Showing posts with label positive thinking. Show all posts
Showing posts with label positive thinking. Show all posts

Monday, October 11, 2010

The Audacity of Disappointment

Why are we so disappointed with Barack Obama? A recent piece in the Boston Globe blamed it on our brains. "Research suggests that even when people know that someone has nothing but bad options to choose from, they still blame the decider for a bad outcome." Even worse: as time goes on, we think in more and more glowing terms about "what might have been if different decisions had been made, different policies pursued, or different politicians elected," and therefore feel even more disappointed with what actually happened.

The psychological explanation of "the big letdown" is a conservative explanation. It implies that things never could have been as much better as we think. Hope and change are delusions. As Hegel said, what is, is right--because TINA (There Is No Alternative).

How about a political explanation instead? We are disappointed with Obama because as a candidate, he seemed to get it that radical change in this country is urgently needed, and then as President, he forgot all about that. We are disappointed because he and his advisors said, in so many words, that a crisis is a terrible thing to waste--and then proceed to waste it, by failing to explain to the country what got us into this mess and what it would take to get us out, permanently. We are disappointed because it doesn't matter what options it seemed he had: the reason we elected him was to create new options. We are disappointed even if we knew all along ( as many of us did, and wrote) that Obama was a cautious technocrat by training and inclination. We are disappointed because we need and deserve better--and because not to be disappointed would be to accept the unacceptable state of affairs in which we continue to live.

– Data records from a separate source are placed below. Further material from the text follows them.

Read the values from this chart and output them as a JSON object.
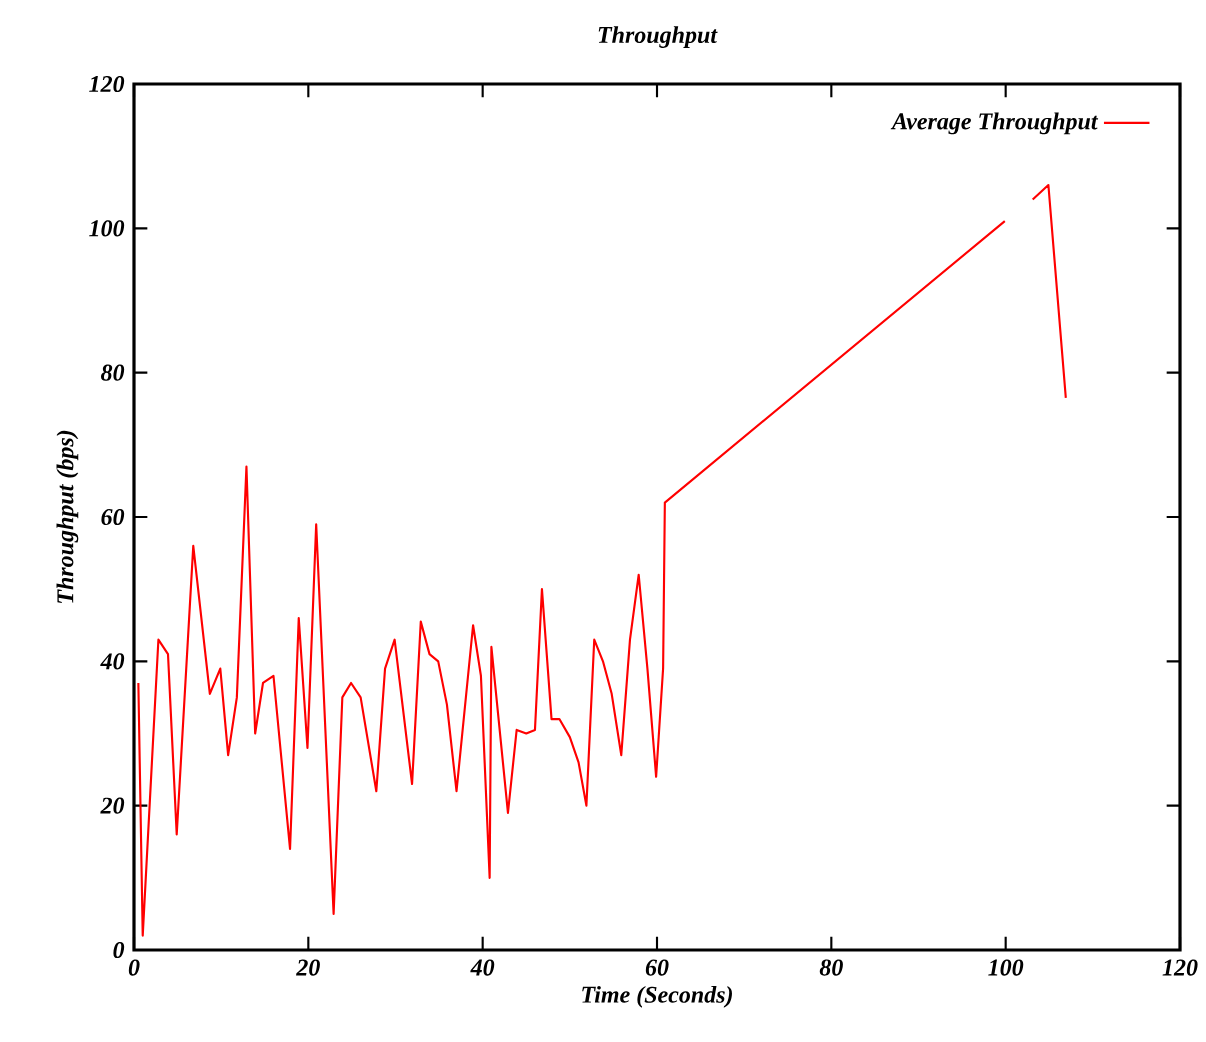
{
  "chart_data": {
    "type": "line",
    "title": "Throughput",
    "xlabel": "Time (Seconds)",
    "ylabel": "Throughput (bps)",
    "xlim": [
      0,
      120
    ],
    "ylim": [
      0,
      120
    ],
    "xticks": [
      0,
      20,
      40,
      60,
      80,
      100,
      120
    ],
    "yticks": [
      0,
      20,
      40,
      60,
      80,
      100,
      120
    ],
    "legend": "top right",
    "marker": "none",
    "line_style": "solid",
    "series": [
      {
        "name": "Average Throughput",
        "color": "#ff0000",
        "x": [
          0.5,
          1,
          2.8,
          3.9,
          4.9,
          6.8,
          8.7,
          9.9,
          10.8,
          11.8,
          12.9,
          13.9,
          14.8,
          16,
          17.9,
          18.9,
          19.9,
          20.9,
          22.9,
          23.9,
          24.9,
          26,
          27.8,
          28.8,
          29.9,
          31.9,
          32.9,
          33.9,
          34.9,
          35.9,
          37,
          38.9,
          39.8,
          40.8,
          41,
          42.9,
          43.9,
          45,
          46,
          46.8,
          47.9,
          48.8,
          50,
          51,
          51.9,
          52.8,
          53.8,
          54.8,
          55.9,
          56.9,
          57.9,
          58.9,
          59.9,
          60.7,
          60.9,
          99.9,
          101.5,
          103.1,
          104.9,
          106.9
        ],
        "values": [
          37,
          2,
          43,
          41,
          16,
          56,
          35.5,
          39,
          27,
          35,
          67,
          30,
          37,
          38,
          14,
          46,
          28,
          59,
          5,
          35,
          37,
          35,
          22,
          39,
          43,
          23,
          45.5,
          41,
          40,
          34,
          22,
          45,
          38,
          10,
          42,
          19,
          30.5,
          30,
          30.5,
          50,
          32,
          32,
          29.5,
          26,
          20,
          43,
          40,
          35.5,
          27,
          43,
          52,
          39,
          24,
          39,
          62,
          101,
          null,
          104,
          106,
          76.5
        ]
      }
    ]
  }
}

Wednesday, September 22, 2010

Time for Less Positive Thinking!

I understand that people who are out of work have to stay positive, as an article in the Boston Globe reported today. It's a psychological necessity--even if it gets extreme at times.

Steve Kitay, laid off from Fidelity Investments, made a vow to stay upbeat during his job search, even as his wife, Cilla, was diagnosed with breast cancer. “Nobody wants to talk to you if you’re negative,’’ said Kitay.
And he's right, unfortunately. But the rest of us, those who have jobs, should not stay positive. It's our duty to be critical--and even negative.

We should think critically about the claims that people are personally responsible for their unemployment. It took years and years of rapacious profits and mendacious politics to get us to this point. Close to one out of every six people in Massachusetts are not living in poverty because of character flaws. This is a social problem.

We should also think critically about the claims that government has done all it can do and that it's time to worry about deficits. There is no history to back that up, and the economic theory that supports laissez-faire and trickle-down is the same theory that got us into the recession in the first place. Even Alan Greenspan confesses that.

We should be negative. We should say no to tax breaks for the rich, bonuses for the speculators, and war profits for Halliburton and Xe (which is really Blackwater but dares not speak its name). We should say no to wars that waste the lives of people back home as well as those who are killed and maimed in battle. Unemployed people cannot afford to be negative? Then they must depend on us to do it. We cannot afford to be brightsided any longer.